Quel plaisir de voir et d’entendre ces trois larrons s’associer, se détacher individuellement et se retrouver en véritable blues band, sans se gêner mutuellement ! Pour avoir été à très bonne école, les pères-fondateurs du style peuvent être fiers d’eux et Margolin, un des piliers 70’s du groupe de Muddy Waters, transmet habilement la slide de son mentor. Ah oui, Margolin et Stroger maîtrisent le chant aussi. Après deux  morceaux, la messe est dite et le paradis atteint pour le reste du set. J’exagère ? Combien de fois avez-vous souhaité de tout cœur que le final soit « Got My Mojo Workin’ » C’est rare, non ?!

 


© AH

 


© AH

 


Bob Stroger, Bog Margolin, Bob Corritore & Simon "Bob" Boyer © AJ

 

Mr.

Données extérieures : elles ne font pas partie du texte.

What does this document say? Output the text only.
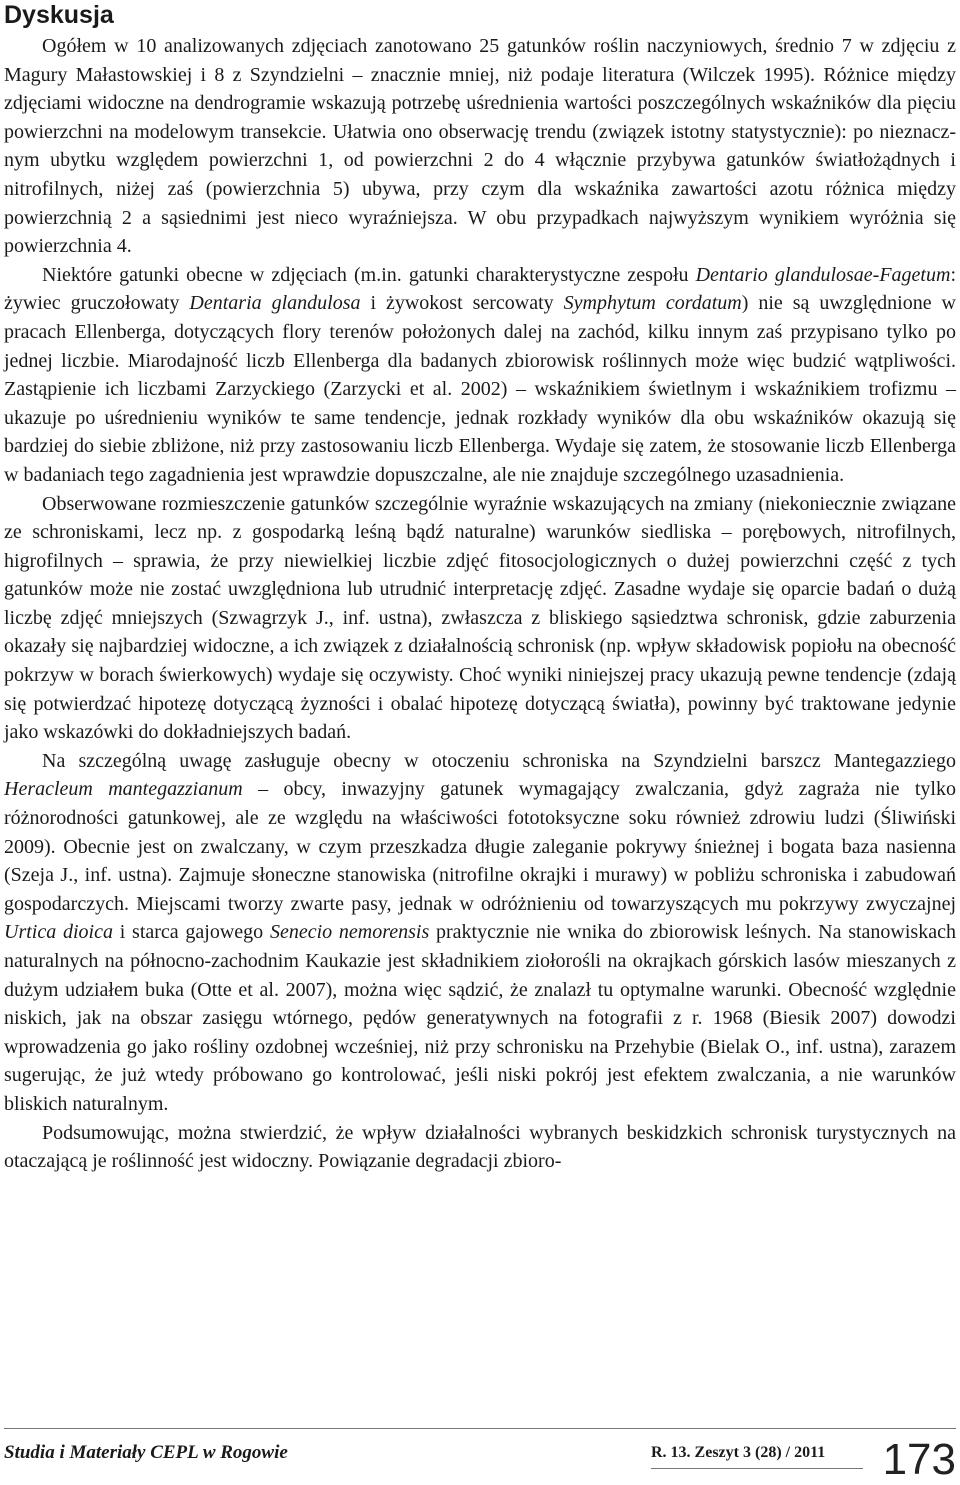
Dyskusja

Ogółem w 10 analizowanych zdjęciach zanotowano 25 gatunków roślin naczyniowych, średnio 7 w zdjęciu z Magury Małastowskiej i 8 z Szyndzielni – znacznie mniej, niż podaje literatura (Wilczek 1995). Różnice między zdjęciami widoczne na dendrogramie wskazują potrzebę uśrednienia wartości poszczególnych wskaźników dla pięciu powierzchni na modelowym transekcie. Ułatwia ono obserwację trendu (związek istotny statystycznie): po nieznacznym ubytku względem powierzchni 1, od powierzchni 2 do 4 włącznie przybywa gatunków światłożądnych i nitrofilnych, niżej zaś (powierzchnia 5) ubywa, przy czym dla wskaźnika zawartości azotu różnica między powierzchnią 2 a sąsiednimi jest nieco wyraźniejsza. W obu przypadkach najwyższym wynikiem wyróżnia się powierzchnia 4.

Niektóre gatunki obecne w zdjęciach (m.in. gatunki charakterystyczne zespołu Dentario glandulosae-Fagetum: żywiec gruczołowaty Dentaria glandulosa i żywokost sercowaty Symphytum cordatum) nie są uwzględnione w pracach Ellenberga, dotyczących flory terenów położonych dalej na zachód, kilku innym zaś przypisano tylko po jednej liczbie. Miarodajność liczb Ellenberga dla badanych zbiorowisk roślinnych może więc budzić wątpliwości. Zastąpienie ich liczbami Zarzyckiego (Zarzycki et al. 2002) – wskaźnikiem świetlnym i wskaźnikiem trofizmu – ukazuje po uśrednieniu wyników te same tendencje, jednak rozkłady wyników dla obu wskaźników okazują się bardziej do siebie zbliżone, niż przy zastosowaniu liczb Ellenberga. Wydaje się zatem, że stosowanie liczb Ellenberga w badaniach tego zagadnienia jest wprawdzie dopuszczalne, ale nie znajduje szczególnego uzasadnienia.

Obserwowane rozmieszczenie gatunków szczególnie wyraźnie wskazujących na zmiany (niekoniecznie związane ze schroniskami, lecz np. z gospodarką leśną bądź naturalne) warunków siedliska – porębowych, nitrofilnych, higrofilnych – sprawia, że przy niewielkiej liczbie zdjęć fitosocjologicznych o dużej powierzchni część z tych gatunków może nie zostać uwzględniona lub utrudnić interpretację zdjęć. Zasadne wydaje się oparcie badań o dużą liczbę zdjęć mniejszych (Szwagrzyk J., inf. ustna), zwłaszcza z bliskiego sąsiedztwa schronisk, gdzie zaburzenia okazały się najbardziej widoczne, a ich związek z działalnością schronisk (np. wpływ składowisk popiołu na obecność pokrzyw w borach świerkowych) wydaje się oczywisty. Choć wyniki niniejszej pracy ukazują pewne tendencje (zdają się potwierdzać hipotezę dotyczącą żyzności i obalać hipotezę dotyczącą światła), powinny być traktowane jedynie jako wskazówki do dokładniejszych badań.

Na szczególną uwagę zasługuje obecny w otoczeniu schroniska na Szyndzielni barszcz Mantegazziego Heracleum mantegazzianum – obcy, inwazyjny gatunek wymagający zwalczania, gdyż zagraża nie tylko różnorodności gatunkowej, ale ze względu na właściwości fototoksyczne soku również zdrowiu ludzi (Śliwiński 2009). Obecnie jest on zwalczany, w czym przeszkadza długie zaleganie pokrywy śnieżnej i bogata baza nasienna (Szeja J., inf. ustna). Zajmuje słoneczne stanowiska (nitrofilne okrajki i murawy) w pobliżu schroniska i zabudowań gospodarczych. Miejscami tworzy zwarte pasy, jednak w odróżnieniu od towarzyszących mu pokrzywy zwyczajnej Urtica dioica i starca gajowego Senecio nemorensis praktycznie nie wnika do zbiorowisk leśnych. Na stanowiskach naturalnych na północno-zachodnim Kaukazie jest składnikiem ziołorośli na okrajkach górskich lasów mieszanych z dużym udziałem buka (Otte et al. 2007), można więc sądzić, że znalazł tu optymalne warunki. Obecność względnie niskich, jak na obszar zasięgu wtórnego, pędów generatywnych na fotografii z r. 1968 (Biesik 2007) dowodzi wprowadzenia go jako rośliny ozdobnej wcześniej, niż przy schronisku na Przehybie (Bielak O., inf. ustna), zarazem sugerując, że już wtedy próbowano go kontrolować, jeśli niski pokrój jest efektem zwalczania, a nie warunków bliskich naturalnym.

Podsumowując, można stwierdzić, że wpływ działalności wybranych beskidzkich schronisk turystycznych na otaczającą je roślinność jest widoczny. Powiązanie degradacji zbioro-

Studia i Materiały CEPL w Rogowie	R. 13. Zeszyt 3 (28) / 2011 173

Sipp & Terrie Odabi. Un sacré croisement entre gospel mississippien vibrant – l’église, çà vous forme une voix ! – et du B.B. King de ghetto, puissamment soutenus par une jeune section rythmique du cru qui le dynamise, joue entre les lignes claires de guitare, dramatise les effets, répond au chant, déjà doublé par son Epiphone rouge doré… bref, se colle au leader à la perfection sans l’étouffer. Que du contraire : une telle synergie roborative le met en valeur. Son répertoire est exemplatif de la soul blues sudiste contemporaine incarnée par Denise La Salle, ZZ Hill et le label Malaco : du B.B. King pur jus (trop long en solitaire hors scène), quelques ballades et des titres à la bonne humeur contagieuse, prétextes à d’autres solos et des pas de danses concertés.

 


Mr. Sipp © AH

 


Jeff Flanagan (b), Mr. Sipp, Stanley Dixon (dm) © AH


Pas de deux entre Jeff Flanagan et Mr. Sipp © AJ

 

En début de set, après une ouverture théâtralisée, Terrie Obadie n'a disposé que de trois titres pour faire ses preuves. Dommage car I'm a woman ou Ball and chain (bien crédité à Big Mama Thornton) promettaient de beaux prolongements. Elle ne revint même pas pour Rock me baby de rappel.

 


Terrie Odabi & Mr. Sipp Band © AJ

 


Terrie Odabi © AJ

 

Belle programmation éclectique si vous ajoutez les deux groupes invités (Pologne/France) sur la petite scène alternative animant l’entre-deux.